Le débat télévisé du vendredi a mis de la lumière sur plusieurs zones d’ombre qu’une campagne électorale morose n’a pas réussi à éclairer. Certes, celle-ci a souvent été perturbée par les manifestations anti-vote et un début de campagne d’ingérence que l’État algérien a vite étouffés, en plus du fait qu’une partie des médias ont boycotté cette opération que beaucoup de citoyens voient pourtant comme la seule solution de sortie de la crise.
Les procès en cours dans les tribunaux, la mobilisation des opposants au vote et celle de ses défenseurs tout comme l’hibernation fébrile des partis attestent d’un bouillonnement politique sans précédent dans l’histoire de l’Algérie, bouillonnement qui n’a d’équivalent que l’atmosphère qui a régné durant la phase de passage du monopartisme au modèle de transition démocratique. La nouvelle Constitution de 1989 était porteuse d’espoir mais elle a engendré une décennie de troubles. Alors que nous vivons aujourd’hui le passage d’une ère de despotisme et de prédation à une ère de reconsolidation démocratique. Le peuple, avec toutes ses composantes, n’a aucune envie de revivre les troubles du passé ou des violences émanant de quelque groupe que ce soit.

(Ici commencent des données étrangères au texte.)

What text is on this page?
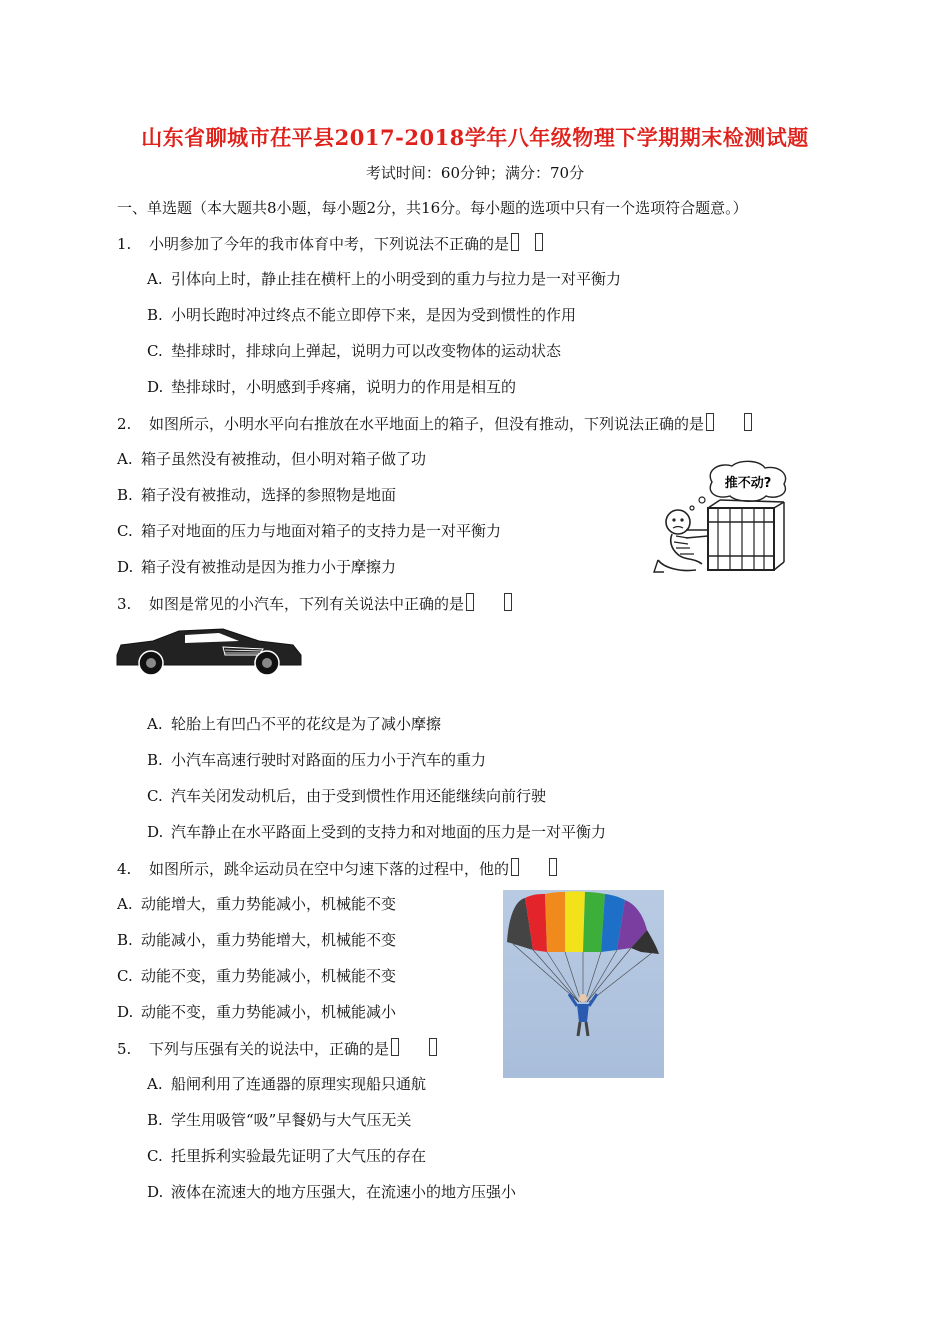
山东省聊城市茌平县2017-2018学年八年级物理下学期期末检测试题
考试时间：60分钟；满分：70分
一、单选题（本大题共8小题，每小题2分，共16分。每小题的选项中只有一个选项符合题意。）
1. 小明参加了今年的我市体育中考，下列说法不正确的是
A. 引体向上时，静止挂在横杆上的小明受到的重力与拉力是一对平衡力
B. 小明长跑时冲过终点不能立即停下来，是因为受到惯性的作用
C. 垫排球时，排球向上弹起，说明力可以改变物体的运动状态
D. 垫排球时，小明感到手疼痛，说明力的作用是相互的
2. 如图所示，小明水平向右推放在水平地面上的箱子，但没有推动，下列说法正确的是
A. 箱子虽然没有被推动，但小明对箱子做了功
B. 箱子没有被推动，选择的参照物是地面
C. 箱子对地面的压力与地面对箱子的支持力是一对平衡力
D. 箱子没有被推动是因为推力小于摩擦力
推不动?
3. 如图是常见的小汽车，下列有关说法中正确的是
A. 轮胎上有凹凸不平的花纹是为了减小摩擦
B. 小汽车高速行驶时对路面的压力小于汽车的重力
C. 汽车关闭发动机后，由于受到惯性作用还能继续向前行驶
D. 汽车静止在水平路面上受到的支持力和对地面的压力是一对平衡力
4. 如图所示，跳伞运动员在空中匀速下落的过程中，他的
A. 动能增大，重力势能减小，机械能不变
B. 动能减小，重力势能增大，机械能不变
C. 动能不变，重力势能减小，机械能不变
D. 动能不变，重力势能减小，机械能减小
5. 下列与压强有关的说法中，正确的是
A. 船闸利用了连通器的原理实现船只通航
B. 学生用吸管“吸”早餐奶与大气压无关
C. 托里拆利实验最先证明了大气压的存在
D. 液体在流速大的地方压强大，在流速小的地方压强小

Les Algériens sont immunisés contre les violences meurtrières, pour en avoir vécu quelques-unes qui ont laissé de mauvais souvenirs dans la mémoire et terni nos livres d’histoire.
Ainsi donc, le débat télévisé — qui était plutôt une interview groupée — a permis aux cinq candidats de donner une idée plus claire de leurs programmes. Cependant, des questions plus condensées et moins nombreuses auraient permis à chaque candidat de mieux développer ses idées et montrer sa capacité synthétique et analytique.
Néanmoins, l’initiative mérite tous les encouragements, en espérant qu’elle se consolide en même temps que son initiateur, l’Autorité nationale indépendante des élections que tous les candidats veulent pérenniser, et dont le vrai test aura lieu le 12 décembre prochain. La démocratie est une construction lente, et chaque pierre posée doit être renforcée. Il n’existe pas de démocratie mais des démocraties, les unes en transition, les autres encore fragiles tandis que les plus anciennes sont dites consolidées.
Ce débat télévisé a permis aux candidats de réitérer leurs attachements aux principes de l’alternance, des droits de l’Homme, des droits sociaux, et sur le plan économique et social de définir chacun sa stratégie respective. Ces hommes sont tous des universitaires ; donc, rupture fondamentale avec le passé, dorénavant, le pays n’aura que des présidents ayant un bagage à la hauteur du poste. Douter d’eux, c’est douter de l’institution qui nous a formés nous-mêmes. Énorme est la marge qui les sépare du président déchu, pas seulement par la moralité. Une autre différence : aucun n’est un tribun et tous sont des hommes de savoir et d’expérience.